Oberbürgermeister Dr. Thomas Spies schlägt vor, diese beiden Optionen zu prüfen und will das der Stadtverordnetenversammlung im Oktober per Beschlussvorlage vorschlagen. „Entschieden ist noch nichts“, betonte er. Für ihn seien beide Varianten gleichberechtigt zu prüfen und nach einem entsprechenden Auftrag des Parlaments genauer zu analysieren. „Ziel sind kleinere Einheiten, die sich nicht an der Institution, sondern an den Menschen orientieren, die dort leben“, skizzierte Spies den Weg, konventionelle Pflege zugunsten alltagsorientierter Modelle für die Menschen abzubauen.
Die Leiterin der Marburger Stabsstelle Altenplanung, Dr.
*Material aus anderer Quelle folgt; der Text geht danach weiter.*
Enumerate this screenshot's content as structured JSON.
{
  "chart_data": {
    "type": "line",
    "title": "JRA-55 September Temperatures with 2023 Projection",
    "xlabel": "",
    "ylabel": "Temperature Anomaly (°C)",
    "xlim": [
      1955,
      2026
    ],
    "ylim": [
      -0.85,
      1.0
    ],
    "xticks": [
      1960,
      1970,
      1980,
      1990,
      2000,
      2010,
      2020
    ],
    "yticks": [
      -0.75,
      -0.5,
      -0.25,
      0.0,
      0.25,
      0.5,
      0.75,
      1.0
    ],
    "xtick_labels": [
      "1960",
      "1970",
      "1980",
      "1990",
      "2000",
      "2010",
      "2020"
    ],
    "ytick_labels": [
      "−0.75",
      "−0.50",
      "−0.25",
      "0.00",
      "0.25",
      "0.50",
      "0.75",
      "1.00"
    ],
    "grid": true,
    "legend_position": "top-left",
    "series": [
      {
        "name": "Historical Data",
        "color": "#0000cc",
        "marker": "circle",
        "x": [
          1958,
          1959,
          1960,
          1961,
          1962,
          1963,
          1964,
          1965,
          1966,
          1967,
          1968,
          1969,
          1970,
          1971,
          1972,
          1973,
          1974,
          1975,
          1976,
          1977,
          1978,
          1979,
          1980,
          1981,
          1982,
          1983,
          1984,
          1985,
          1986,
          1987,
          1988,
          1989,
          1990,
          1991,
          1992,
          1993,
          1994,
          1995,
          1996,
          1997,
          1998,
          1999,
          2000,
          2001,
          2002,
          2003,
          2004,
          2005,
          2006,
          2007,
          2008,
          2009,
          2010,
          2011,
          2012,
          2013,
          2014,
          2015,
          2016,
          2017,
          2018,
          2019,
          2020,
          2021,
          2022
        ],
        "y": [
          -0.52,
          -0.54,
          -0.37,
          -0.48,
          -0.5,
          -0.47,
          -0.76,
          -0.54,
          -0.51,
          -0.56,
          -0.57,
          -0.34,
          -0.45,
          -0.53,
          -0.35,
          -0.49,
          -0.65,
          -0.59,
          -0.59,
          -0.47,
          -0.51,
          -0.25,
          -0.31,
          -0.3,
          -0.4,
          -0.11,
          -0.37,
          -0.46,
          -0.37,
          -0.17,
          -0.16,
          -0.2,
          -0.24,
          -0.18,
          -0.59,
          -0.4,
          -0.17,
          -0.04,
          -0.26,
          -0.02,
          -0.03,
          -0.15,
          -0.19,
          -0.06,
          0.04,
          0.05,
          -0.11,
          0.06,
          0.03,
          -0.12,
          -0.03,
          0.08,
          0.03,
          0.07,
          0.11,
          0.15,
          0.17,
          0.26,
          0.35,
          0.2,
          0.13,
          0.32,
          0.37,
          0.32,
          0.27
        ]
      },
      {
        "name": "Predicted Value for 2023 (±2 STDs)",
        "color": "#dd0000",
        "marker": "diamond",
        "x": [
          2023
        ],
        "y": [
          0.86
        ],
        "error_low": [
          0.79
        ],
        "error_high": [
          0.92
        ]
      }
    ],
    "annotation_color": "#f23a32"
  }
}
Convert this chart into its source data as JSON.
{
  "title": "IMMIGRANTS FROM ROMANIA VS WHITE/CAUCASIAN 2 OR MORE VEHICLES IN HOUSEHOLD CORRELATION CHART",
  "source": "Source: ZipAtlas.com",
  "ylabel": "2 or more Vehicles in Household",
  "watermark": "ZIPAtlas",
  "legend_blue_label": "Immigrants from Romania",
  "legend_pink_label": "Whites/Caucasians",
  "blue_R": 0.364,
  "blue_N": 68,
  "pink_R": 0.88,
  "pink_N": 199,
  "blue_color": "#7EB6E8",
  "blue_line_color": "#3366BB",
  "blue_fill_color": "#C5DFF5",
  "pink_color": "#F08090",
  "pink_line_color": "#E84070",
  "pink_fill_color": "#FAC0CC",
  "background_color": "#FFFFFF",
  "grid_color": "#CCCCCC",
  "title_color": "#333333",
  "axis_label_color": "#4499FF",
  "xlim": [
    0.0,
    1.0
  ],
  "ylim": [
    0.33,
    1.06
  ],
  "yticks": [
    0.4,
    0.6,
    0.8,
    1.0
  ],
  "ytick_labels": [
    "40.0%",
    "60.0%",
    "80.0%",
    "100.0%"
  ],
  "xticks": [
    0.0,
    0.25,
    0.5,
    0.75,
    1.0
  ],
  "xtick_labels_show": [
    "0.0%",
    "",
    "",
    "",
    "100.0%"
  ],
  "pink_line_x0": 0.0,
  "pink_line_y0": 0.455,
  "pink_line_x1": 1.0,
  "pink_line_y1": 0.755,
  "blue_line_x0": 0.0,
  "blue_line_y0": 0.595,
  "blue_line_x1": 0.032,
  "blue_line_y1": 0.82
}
Petra Engel, hatte zuvor eindrucksvoll berichtet, wie umfangreich schon jetzt für die älteren Menschen am Richtsberg gearbeitet wird. Grundlage dafür sind die Ergebnisse von Befragungen der Seniorinnen und Senioren am Richtsberg. Danach wünschten sich die Älteren vor allem mehr Begegnung und Kontakt im unmittelbaren Umfeld. Daher werden neuerdings Nachbarschafts- und Hausfeste von der Stadt unterstützt – das erste Hausfest hatte bereits eine gute Resonanz. Gewünscht wird auch ein zentraler Ort der Begegnung, wie er im Erdgeschoss des Altenzentrums in der Sudentenstraße vorgesehen ist. In regelmäßigen Bürgergesprächen und Begehungen wird zudem geklärt, wo die älteren Richtsbergerinnen und Richtsberger Ruhebänke, Geländer oder mehr Lampen brauchen. Zudem ist ein Infoblatt mit kleinteiligen Informationen für Seniorinnen und Senioren am Richtsberg geplant. „Es lohnt sich sehr den gesamten Stadtteil in den Blick zu nehmen. Denn je besser die Versorgung durch Alltagsstrukturen ist, umso länger können die Menschen auch im Alter zu Hause in ihrer Wohnung bleiben“, so Engel.
Zur Bürgerversammlung eingeladen hatte Stadtverordnetenvorsteherin Marianne Wölk. Für Fragen stand im Gemeinschaftszentrum am Richtsberg neben Spies und Engel auch der Geschäftsführer der Altenhilfe, Jörg Kempf, zur Verfügung.